Dossier. La Turquie aux portes de l’Union Européenne. De gros efforts
ont été faits, d’autres restent à faire. La Turquie a adopté huit
réformes pour se rapprocher des conditions d’ouverture des
négociations d’adhésion.

MASSON Marie-Françoise

Que doit exactement décider demain la Commission européenne à propos
de la Turquie ?

Les 30 commissaires (un par Etat membre à l’exception de cinq pays –
France, Allemagne, Grande-Bretagne, Italie et Espagne – qui en ont
actuellement deux) qui forment la Commission européenne doivent
collégialement entériner ou rejeter une recommandation sur
l’ouverture ou non de négociations d’adhésion avec la Turquie qui a,
depuis 1999, le statut officiel de candidat à l’Union.

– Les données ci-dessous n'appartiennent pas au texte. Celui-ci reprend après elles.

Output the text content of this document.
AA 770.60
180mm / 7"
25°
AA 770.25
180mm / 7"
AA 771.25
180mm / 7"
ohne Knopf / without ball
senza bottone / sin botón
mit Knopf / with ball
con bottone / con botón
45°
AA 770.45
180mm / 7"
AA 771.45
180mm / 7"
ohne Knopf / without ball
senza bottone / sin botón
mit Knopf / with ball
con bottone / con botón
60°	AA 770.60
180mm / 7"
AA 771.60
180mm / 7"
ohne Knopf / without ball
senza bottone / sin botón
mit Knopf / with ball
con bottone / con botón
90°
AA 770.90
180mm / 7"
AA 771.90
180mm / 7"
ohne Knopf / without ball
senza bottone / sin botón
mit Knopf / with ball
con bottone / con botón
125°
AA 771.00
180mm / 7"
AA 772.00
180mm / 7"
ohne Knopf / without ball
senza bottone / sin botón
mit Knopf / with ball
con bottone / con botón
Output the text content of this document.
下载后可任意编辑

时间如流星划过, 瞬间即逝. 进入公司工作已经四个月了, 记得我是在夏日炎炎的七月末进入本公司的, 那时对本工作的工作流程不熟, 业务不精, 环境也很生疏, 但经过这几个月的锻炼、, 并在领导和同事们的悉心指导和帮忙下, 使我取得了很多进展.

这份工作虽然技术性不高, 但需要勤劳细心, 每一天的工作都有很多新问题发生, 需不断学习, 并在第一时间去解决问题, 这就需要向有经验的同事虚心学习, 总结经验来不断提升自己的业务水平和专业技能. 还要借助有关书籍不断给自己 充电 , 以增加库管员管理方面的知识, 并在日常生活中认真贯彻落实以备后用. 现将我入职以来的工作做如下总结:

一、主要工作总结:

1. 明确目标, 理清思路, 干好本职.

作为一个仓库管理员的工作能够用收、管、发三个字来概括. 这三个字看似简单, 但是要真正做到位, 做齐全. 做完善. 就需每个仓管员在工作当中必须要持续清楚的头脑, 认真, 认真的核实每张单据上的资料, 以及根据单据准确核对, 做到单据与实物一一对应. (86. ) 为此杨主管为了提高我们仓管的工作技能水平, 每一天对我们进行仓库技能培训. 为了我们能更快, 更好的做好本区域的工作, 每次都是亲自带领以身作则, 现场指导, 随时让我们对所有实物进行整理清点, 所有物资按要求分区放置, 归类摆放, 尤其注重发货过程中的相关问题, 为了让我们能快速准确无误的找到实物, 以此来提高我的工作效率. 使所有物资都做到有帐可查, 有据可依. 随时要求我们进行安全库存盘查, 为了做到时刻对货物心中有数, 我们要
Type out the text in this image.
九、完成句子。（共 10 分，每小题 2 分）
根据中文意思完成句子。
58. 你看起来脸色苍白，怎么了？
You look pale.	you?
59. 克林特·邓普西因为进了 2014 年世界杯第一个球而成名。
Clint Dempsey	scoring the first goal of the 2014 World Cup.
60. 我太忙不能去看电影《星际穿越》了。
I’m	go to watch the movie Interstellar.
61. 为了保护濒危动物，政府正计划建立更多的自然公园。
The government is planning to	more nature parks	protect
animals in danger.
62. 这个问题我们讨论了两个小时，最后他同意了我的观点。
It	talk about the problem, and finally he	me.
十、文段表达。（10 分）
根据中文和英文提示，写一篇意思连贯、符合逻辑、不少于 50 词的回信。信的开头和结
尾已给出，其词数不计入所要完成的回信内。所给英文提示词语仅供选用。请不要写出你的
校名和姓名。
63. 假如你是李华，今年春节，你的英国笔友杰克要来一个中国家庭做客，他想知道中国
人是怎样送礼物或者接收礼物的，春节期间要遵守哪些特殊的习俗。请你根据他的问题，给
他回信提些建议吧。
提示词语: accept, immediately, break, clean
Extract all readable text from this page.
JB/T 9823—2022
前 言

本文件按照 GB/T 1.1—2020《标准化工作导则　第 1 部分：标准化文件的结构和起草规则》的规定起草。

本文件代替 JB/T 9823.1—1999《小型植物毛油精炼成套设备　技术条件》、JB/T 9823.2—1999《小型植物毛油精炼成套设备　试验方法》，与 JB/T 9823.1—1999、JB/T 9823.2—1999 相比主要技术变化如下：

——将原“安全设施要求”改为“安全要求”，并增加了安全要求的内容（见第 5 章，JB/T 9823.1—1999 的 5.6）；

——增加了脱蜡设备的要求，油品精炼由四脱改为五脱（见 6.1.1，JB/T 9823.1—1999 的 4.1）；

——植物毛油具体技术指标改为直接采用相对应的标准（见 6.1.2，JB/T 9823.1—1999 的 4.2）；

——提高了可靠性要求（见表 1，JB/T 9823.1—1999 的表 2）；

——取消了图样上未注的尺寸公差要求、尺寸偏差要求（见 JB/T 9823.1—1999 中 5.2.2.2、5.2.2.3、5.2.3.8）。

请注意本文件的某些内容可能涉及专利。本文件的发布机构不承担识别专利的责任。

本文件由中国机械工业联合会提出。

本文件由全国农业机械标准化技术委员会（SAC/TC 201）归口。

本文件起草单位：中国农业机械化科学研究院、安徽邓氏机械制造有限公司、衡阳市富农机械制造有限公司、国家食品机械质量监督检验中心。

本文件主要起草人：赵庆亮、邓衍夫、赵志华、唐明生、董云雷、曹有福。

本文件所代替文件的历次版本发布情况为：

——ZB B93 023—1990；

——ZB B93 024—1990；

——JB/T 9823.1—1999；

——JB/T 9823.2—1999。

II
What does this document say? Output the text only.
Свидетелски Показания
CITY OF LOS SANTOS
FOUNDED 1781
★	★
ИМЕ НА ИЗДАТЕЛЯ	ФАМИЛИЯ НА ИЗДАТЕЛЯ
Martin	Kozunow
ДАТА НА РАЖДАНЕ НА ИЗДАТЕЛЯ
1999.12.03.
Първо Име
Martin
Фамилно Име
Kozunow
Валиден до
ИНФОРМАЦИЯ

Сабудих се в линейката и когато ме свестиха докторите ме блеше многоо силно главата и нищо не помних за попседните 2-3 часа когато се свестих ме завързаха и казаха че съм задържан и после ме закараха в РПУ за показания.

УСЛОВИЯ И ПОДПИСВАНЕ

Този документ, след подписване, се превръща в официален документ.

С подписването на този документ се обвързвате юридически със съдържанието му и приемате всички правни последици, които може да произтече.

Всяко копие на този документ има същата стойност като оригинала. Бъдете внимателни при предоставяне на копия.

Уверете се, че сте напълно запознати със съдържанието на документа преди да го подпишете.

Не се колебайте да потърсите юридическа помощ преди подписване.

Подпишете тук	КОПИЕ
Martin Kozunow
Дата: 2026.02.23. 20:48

Cette
recommandation sera soumise par le commissaire chargé de
l’élargissement, l’Allemand Günter Verheugen. Elle a été demandée en
décembre 2002 par les chefs d’Etat et de gouvernement des Etats
membres et sera accompagnée d’un rapport sur les progrès réalisés par
la Turquie sur la voie de l’adhésion (lire ci-contre). Elle répondra
à cette seule question : la Turquie remplit-elle ou non les critères
de Copenhague ? Ces critères résument les conditions qu’un Etat se
doit de remplir avant que s’ouvrent les négociations d’adhésion. Ils
ont été déterminés en juin 1993 dans la capitale danoise, alors
qu’affluaient vers l’Union européenne les candidatures des anciens
pays du bloc soviétique. Se trouvent réunies des conditions
politiques (institutions stables, démocratie, primauté du droit,
respect des droits de l’homme, etc.) et économiques (capacité de
supporter la concurrence, économie de marché viable). Cependant, en
1999, au sommet européen d’Helsinki, il fut entendu à l’égard des
pays de l’Europe de l’Est – et par extension de tout autre candidat –
que seuls les critères politiques étaient une condition préalable à
l’ouverture de négociations d’adhésion.

Les critères économiques et l’alignement de la législation nationale
sur l’ensemble des mesures communautaires sont perçus comme devant
être appliqués ultérieurement, lors des négociations proprement
dites.

Qu’a déjà fait la Turquie ?

Depuis cinq ans, la Turquie a voté huit grands paquets de réformes
qui ont profondément transformé la législation du pays. Les trois
premiers, concernant l’abolition de la peine de mort et la
reconnaissance de certains droits culturels, notamment pour la
minorité kurde, ont été adoptés avant l’élection d’un nouveau
Parlement et l’arrivée au pouvoir du gouvernement conservateur de
Recep Tayyip Erdogan, en novembre 2002. Ce dernier, disposant d’une
majorité absolue avec son parti AKP, a fait adopter depuis cinq
autres paquets portant sur la liberté d’expression, la liberté de
manifester, le contrôle civil de l’armée (changement du statut du
Conseil de sécurité nationale aujourd’hui présidé par un civil et
ayant dorénavant un rôle consultatif), la réforme du code civil
(reconnaissant l’égalité entre hommes et femmes) et celle du code
pénal. En juin, le Conseil de l’Europe, organisation plus large que
l’Union européenne et focalisée sur les droits de l’homme, qui depuis
1996 avait mis la Turquie sous surveillance en raison des graves
violations des droits de l’homme, a reconnu ces changements et décidé
de lever ce dispositif.

Que doit encore faire la Turquie ?

Une réforme pénitentiaire mettant les règles de détention en
conformité avec les droits de l’homme n’est pas encore adoptée. Et,
dans la Constitution, il reste des amendements à apporter au code
électoral. La promesse de voter ces textes ne suffit pas : la
polémique née au moment de l’adoption du nouveau code pénal, ces
dernières semaines, le prouve.

C’est en effet grce aux menaces de l’Union européenne d’arrêter tout
début de négociation d’adhésion avec la Turquie que les manifestants
dans le pays – en majorité des femmes – ont pu obtenir qu’une mesure
prévoyant des peines de prison pour l’adultère soit retirée. Par
ailleurs, la Commission européenne le disait déjà l’an dernier dans
son précédent rapport : les réformes législatives ont eu une
application difficile (du fait des restrictions apportées dans les
textes eux-mêmes), lente – la tolérance zéro en matière de torture a
beau avoir été affirmée par le gouvernement turc, beaucoup reste à
faire pour mettre ce principe en application – et inégale.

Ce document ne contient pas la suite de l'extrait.